All of these three passions further describe or demythologizes the rather mystic
linguistic ascription of the intermediary as the thumos. So, in the act
of fulfilling these passions, human fragility takes into play. Humans desire
for all three with the goal as well to achieve happiness.
IMPLICATIONS OF HUMAN
FRAGILITY TO THE SOCIAL AND POLITICAL SPHERE
This analysis of Paul Ricoeur on the Antinomy
of Human Reality and the Problem of a Philosophical Anthropology shows the
tension that an individual experiences as he or she exist. In pointing out
human fragility as the quest in fulfilling the passions and that the human
situation is oscillating to and fro in the poles of finitude and infinitude or
character (perspectival) and happiness (infinite), Ricoeur shows the
fundamental Pathos one is immersed into. This experience of the Pathos
will lead to scenarios that will be critical once such is elevated into the
social sphere i.e., when man relates with others. Although the Pathos
can be smoothly seen as a fact of existence that one has to encounter with, the
implications of such when different Pathos or intermediaries meet
creates further tension.
Greater
problems will arise when different individuals, with presumed freedoms, in the
state of acting towards the fulfillment of desires, meet. This meet or
encounter with the other creates another struggle within human fragility as the
fulfillment of desires will encounter hurdles. However, mutuality and respect
can easily patch things up; yet the fragility remains and the problem of
steering away from what is agreed upon in mutuality is immanent due to the
fragility itself.
In
Ricoeur’s borrowing of Kant’s three passions (to appropriately “linguistify”
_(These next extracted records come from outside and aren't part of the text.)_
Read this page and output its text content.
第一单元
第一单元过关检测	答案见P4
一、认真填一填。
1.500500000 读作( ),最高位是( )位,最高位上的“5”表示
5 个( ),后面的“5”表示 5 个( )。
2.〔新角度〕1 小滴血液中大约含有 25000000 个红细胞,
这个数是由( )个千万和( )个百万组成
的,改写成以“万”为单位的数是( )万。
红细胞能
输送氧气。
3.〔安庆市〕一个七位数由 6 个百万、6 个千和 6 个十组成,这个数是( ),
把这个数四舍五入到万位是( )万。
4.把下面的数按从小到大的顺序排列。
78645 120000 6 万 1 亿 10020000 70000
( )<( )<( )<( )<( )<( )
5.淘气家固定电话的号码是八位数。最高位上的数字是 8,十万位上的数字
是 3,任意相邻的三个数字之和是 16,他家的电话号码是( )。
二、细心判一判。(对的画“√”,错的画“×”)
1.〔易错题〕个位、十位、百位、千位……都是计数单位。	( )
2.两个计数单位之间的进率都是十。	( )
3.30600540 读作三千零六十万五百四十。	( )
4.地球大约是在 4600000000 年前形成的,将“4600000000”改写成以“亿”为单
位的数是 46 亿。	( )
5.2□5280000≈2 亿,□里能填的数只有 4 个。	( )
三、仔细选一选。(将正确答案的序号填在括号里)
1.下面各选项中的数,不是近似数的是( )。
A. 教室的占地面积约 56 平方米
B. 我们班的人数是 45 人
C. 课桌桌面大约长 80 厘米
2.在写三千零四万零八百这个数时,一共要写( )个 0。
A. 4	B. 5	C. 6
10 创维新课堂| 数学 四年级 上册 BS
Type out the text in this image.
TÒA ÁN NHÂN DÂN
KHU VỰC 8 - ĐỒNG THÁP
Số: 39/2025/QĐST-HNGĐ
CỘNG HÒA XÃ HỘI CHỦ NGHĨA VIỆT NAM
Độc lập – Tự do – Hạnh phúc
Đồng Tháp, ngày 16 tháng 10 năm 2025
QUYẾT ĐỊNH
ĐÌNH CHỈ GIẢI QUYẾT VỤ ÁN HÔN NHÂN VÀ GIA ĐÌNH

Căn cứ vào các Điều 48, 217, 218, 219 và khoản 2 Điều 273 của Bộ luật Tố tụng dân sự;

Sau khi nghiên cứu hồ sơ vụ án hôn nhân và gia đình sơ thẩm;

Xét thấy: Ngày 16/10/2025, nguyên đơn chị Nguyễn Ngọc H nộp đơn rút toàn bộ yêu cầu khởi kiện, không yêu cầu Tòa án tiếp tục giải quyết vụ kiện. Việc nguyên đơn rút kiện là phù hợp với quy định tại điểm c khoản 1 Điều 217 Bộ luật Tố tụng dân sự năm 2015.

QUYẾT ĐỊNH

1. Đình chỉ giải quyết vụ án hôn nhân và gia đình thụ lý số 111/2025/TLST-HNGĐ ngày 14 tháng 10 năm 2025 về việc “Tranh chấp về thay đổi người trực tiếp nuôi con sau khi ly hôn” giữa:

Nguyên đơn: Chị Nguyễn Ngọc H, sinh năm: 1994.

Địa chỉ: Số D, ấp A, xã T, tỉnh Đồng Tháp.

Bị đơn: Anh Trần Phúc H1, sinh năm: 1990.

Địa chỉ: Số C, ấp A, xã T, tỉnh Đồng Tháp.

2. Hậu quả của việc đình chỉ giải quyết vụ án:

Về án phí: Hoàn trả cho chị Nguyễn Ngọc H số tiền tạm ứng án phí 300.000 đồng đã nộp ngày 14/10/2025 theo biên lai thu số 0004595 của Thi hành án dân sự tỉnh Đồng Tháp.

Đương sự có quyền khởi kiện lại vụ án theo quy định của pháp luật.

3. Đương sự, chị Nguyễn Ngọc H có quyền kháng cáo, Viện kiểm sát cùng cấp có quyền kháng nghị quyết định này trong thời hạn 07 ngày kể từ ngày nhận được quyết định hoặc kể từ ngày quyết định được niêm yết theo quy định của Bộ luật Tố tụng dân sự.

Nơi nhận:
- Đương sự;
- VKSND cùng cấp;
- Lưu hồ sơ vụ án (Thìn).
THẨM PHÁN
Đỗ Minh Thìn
Plato’s thumos), having, power, and worth all spell a big dilemma in the
current social and political sphere. Once power is held by a person, then it
spells a huge struggle for the others in want of that passion as well. Issues
as such are tackled in Ricoeur’s other works. However, it is in this pinning
down of philosophical anthropology that gave us a possible picture of what will
be the problems once individuals are immersed in society.
The
big question lies in how can a community best cope up with its individual
fragilities? Although institutions are present to smoothen out the possible
anarchy when freedoms are all left at play without a greater intermediary, can
humanity achieve a commonality when it comes to their fragility especially that
in the fulfillment of the infinite (happiness) will encounter differences in
the various modes available to humanity (perspectival happiness or pleasure). Will
institutions suffice to be the greater intermediary for all individuals who are
mediating their own polarities in their existence?